Detect Objects Using QWEN

SUMMARY

Detect Objects Using QWEN detects objects in images using the QWEN Vision Language Model (VLM).

QWEN is a powerful vision-language model that can understand natural language descriptions and detect objects in images based on text prompts. It uses advanced multimodal AI to interpret both visual and textual inputs, making it ideal for flexible, prompt-driven object detection.

Use this Skill when you want to detect objects using natural language descriptions or when you need flexible, prompt-driven object detection.

The Skill

python

from telekinesis import retina

annotations = retina.detect_objects_using_qwen(
    image=image,
    prompt="buttons"
)

API Reference

Example

Input Image

Original image for QWEN object detection

Detected Objects

Detected objects with bounding boxes using QWEN

The Code

python

from telekinesis import retina
from datatypes import io
import pathlib

# Optional for logging
from loguru import logger

DATA_DIR = pathlib.Path("path/to/telekinesis-data")

# Load image
filepath = str(DATA_DIR / "images" / "warehouse_1.jpg")
image = io.load_image(filepath=filepath)
logger.success(f"Loaded image from {filepath}")

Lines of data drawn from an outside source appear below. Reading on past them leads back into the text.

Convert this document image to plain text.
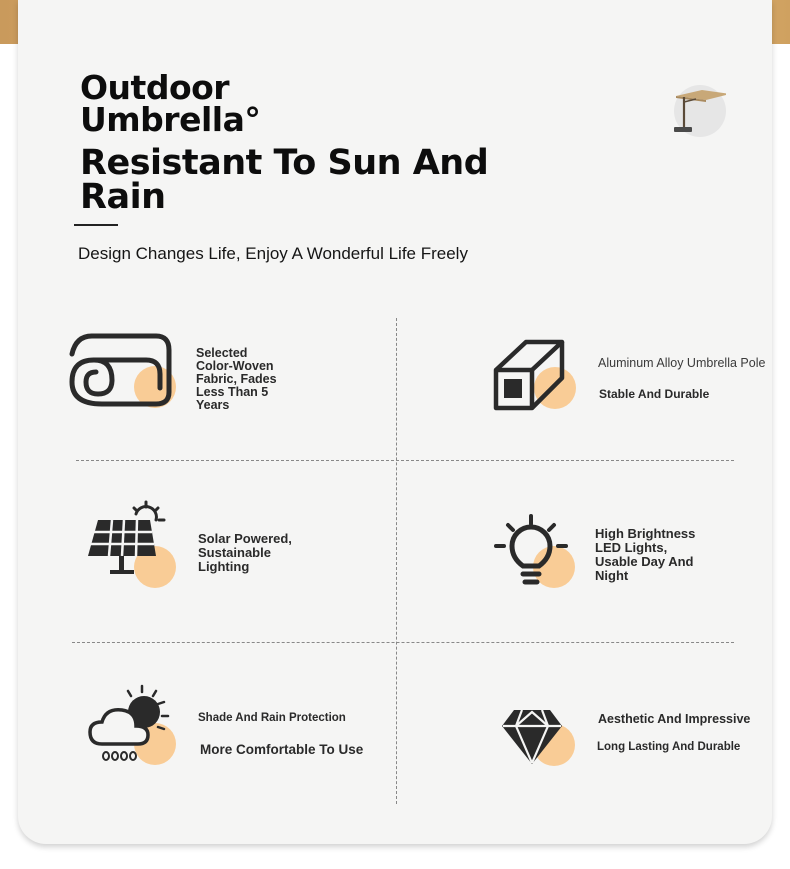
Outdoor
Umbrella°
Resistant To Sun And
Rain
Design Changes Life, Enjoy A Wonderful Life Freely
Selected
Color-Woven
Fabric, Fades
Less Than 5
Years
Aluminum Alloy Umbrella Pole
Stable And Durable
Solar Powered,
Sustainable
Lighting
High Brightness
LED Lights,
Usable Day And
Night
Shade And Rain Protection
More Comfortable To Use
Aesthetic And Impressive
Long Lasting And Durable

# Detect objects using QWEN
annotations = retina.detect_objects_using_qwen(
        image=image,
        prompt="person ."
    )

# Access results
annotations = annotations.to_list()
logger.success(
    f"Applied QWEN object detection on the given image. Detected {len(annotations)} objects."
)

The Explanation of the Code

This example demonstrates how to use the detect_objects_using_qwen Skill to detect objects in an image using natural language descriptions. After importing the necessary modules and setting up optional logging, the image is loaded from a file.

python

from telekinesis import retina
from datatypes import io
import pathlib

# Optional for logging
from loguru import logger

DATA_DIR = pathlib.Path("path/to/telekinesis-data")

# Load image
filepath = str(DATA_DIR / "images" / "warehouse_1.jpg")
image = io.load_image(filepath=filepath)
logger.success(f"Loaded image from {filepath}")

The Skill detects objects using the QWEN Vision Language Model, which understands both visual content and textual prompts. The prompt parameter accepts natural language descriptions (e.g., "buttons", "all screws", "person, car").

Prompt format

Write prompts as a comma-separated list of object phrases.

For multiple targets, write: persons, pallets, boxes.

python

# Detect objects using QWEN
annotations = retina.detect_objects_using_qwen(
        image=image,
        prompt="person .",
    )
list_annotations = annotations.to_list()
logger.success(
    f"Applied QWEN object detection on the given image. Detected {len(annotations)} objects."
)

The function returns an ObjectDetectionAnnotations object in COCO-like format. Call .to_list() to get the list of detections.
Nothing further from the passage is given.